Ketua Satgas MBG Lamongan, Nalikan, mengakui adanya kendala operasional pada masa awal pelaksanaan program di bulan suci Ramadan ini. Ia menyebut dua hari pertama merupakan masa uji coba untuk penyesuaian menu dan proses penyajian.
"Kami terus melakukan evaluasi agar ke depan seluruh layanan MBG, baik kualitas gizi maupun keamanannya, berjalan sesuai standar SOP," ujar Nalikan, Kamis (26/02/2026).
Nalikan juga meluruskan persepsi masyarakat mengenai besaran porsi yang kerap dianggap tidak seragam. Ia menegaskan bahwa program ini menggunakan sistem anggaran at-cost (sesuai biaya riil), bukan berdasarkan pagu maksimal.
"Banyak yang belum mempersepsikan ini dengan jelas. MBG itu at-cost. Jika pagunya Rp 10.000 tetapi nilai makanan yang dibuat setelah dihitung hanya Rp 9.000, maka yang dibayar pemerintah hanya Rp 9.000. Begitu juga jika hanya Rp 7.000, maka klaimnya sebesar itu," jelasnya.

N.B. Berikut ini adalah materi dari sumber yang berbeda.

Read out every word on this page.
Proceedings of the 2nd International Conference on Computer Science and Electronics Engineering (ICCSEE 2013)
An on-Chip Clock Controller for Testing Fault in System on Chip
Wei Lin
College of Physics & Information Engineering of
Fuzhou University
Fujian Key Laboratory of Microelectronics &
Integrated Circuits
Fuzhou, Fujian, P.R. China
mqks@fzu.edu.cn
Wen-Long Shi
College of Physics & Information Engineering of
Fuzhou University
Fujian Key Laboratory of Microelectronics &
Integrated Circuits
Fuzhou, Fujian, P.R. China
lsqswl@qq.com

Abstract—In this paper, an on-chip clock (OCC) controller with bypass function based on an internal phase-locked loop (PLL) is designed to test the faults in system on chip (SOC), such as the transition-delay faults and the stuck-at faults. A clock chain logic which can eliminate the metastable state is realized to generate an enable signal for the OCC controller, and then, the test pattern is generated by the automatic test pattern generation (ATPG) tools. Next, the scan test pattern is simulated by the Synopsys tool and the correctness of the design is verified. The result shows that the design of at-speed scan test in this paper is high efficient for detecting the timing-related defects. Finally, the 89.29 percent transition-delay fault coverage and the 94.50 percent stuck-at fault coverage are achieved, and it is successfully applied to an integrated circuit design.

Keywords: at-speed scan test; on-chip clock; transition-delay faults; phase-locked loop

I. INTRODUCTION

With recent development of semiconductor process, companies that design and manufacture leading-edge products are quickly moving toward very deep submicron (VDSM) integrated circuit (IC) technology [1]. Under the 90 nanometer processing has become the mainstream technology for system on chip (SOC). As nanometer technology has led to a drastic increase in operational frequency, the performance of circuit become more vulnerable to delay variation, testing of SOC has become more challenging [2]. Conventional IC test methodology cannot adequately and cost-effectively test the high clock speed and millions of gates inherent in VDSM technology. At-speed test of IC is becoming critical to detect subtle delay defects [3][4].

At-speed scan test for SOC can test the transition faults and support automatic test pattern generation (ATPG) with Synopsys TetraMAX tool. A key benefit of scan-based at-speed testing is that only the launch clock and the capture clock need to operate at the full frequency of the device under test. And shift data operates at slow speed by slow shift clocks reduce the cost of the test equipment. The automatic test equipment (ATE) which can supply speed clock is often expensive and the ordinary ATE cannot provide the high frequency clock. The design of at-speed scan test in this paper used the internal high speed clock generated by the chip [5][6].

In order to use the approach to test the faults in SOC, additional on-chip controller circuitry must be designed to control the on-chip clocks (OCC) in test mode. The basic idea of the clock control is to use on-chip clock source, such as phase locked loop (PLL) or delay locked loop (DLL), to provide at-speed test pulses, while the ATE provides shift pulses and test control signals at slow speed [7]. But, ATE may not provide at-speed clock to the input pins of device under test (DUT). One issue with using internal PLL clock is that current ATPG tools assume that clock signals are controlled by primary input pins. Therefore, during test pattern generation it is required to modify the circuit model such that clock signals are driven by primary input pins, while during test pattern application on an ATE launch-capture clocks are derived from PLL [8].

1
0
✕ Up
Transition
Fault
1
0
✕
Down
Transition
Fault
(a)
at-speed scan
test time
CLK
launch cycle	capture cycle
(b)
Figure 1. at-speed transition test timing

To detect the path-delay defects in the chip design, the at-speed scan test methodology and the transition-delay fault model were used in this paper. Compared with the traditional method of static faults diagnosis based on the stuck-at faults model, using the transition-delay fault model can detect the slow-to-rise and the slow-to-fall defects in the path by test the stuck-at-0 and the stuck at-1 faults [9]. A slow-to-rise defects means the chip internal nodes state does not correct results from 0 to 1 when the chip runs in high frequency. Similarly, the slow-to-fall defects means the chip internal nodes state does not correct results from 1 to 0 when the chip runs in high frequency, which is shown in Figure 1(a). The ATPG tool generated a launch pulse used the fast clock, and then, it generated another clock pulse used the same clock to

Meskipun nominal belanja bervariasi mengikuti harga pasar, Satgas menjamin standar nilai gizi tidak boleh dikurangi. SPPG diwajibkan melakukan survei harga pasar setiap minggu dengan mengacu pada Harga Eceran Tertinggi (HET) dari Disperindag.
"Adik-adik di SPPG menentukan gizi, porsi, dan perencanaan menu untuk 14-15 hari ke depan. Mitra yang berbelanja tidak boleh melebihi pedoman HET yang ada. Kami perketat pengawasannya," tambah Nalikan.
Sebagai langkah antisipasi ke depan, Satgas akan membentuk koordinator tingkat kecamatan untuk mempercepat respons aduan warga.
Nalikan menegaskan pihaknya tidak segan melakukan evaluasi berkelanjutan jika ditemukan penyimpangan di lapangan demi memastikan pemenuhan gizi anak-anak di Lamongan tetap terjaga. (yan)
What's Your Reaction?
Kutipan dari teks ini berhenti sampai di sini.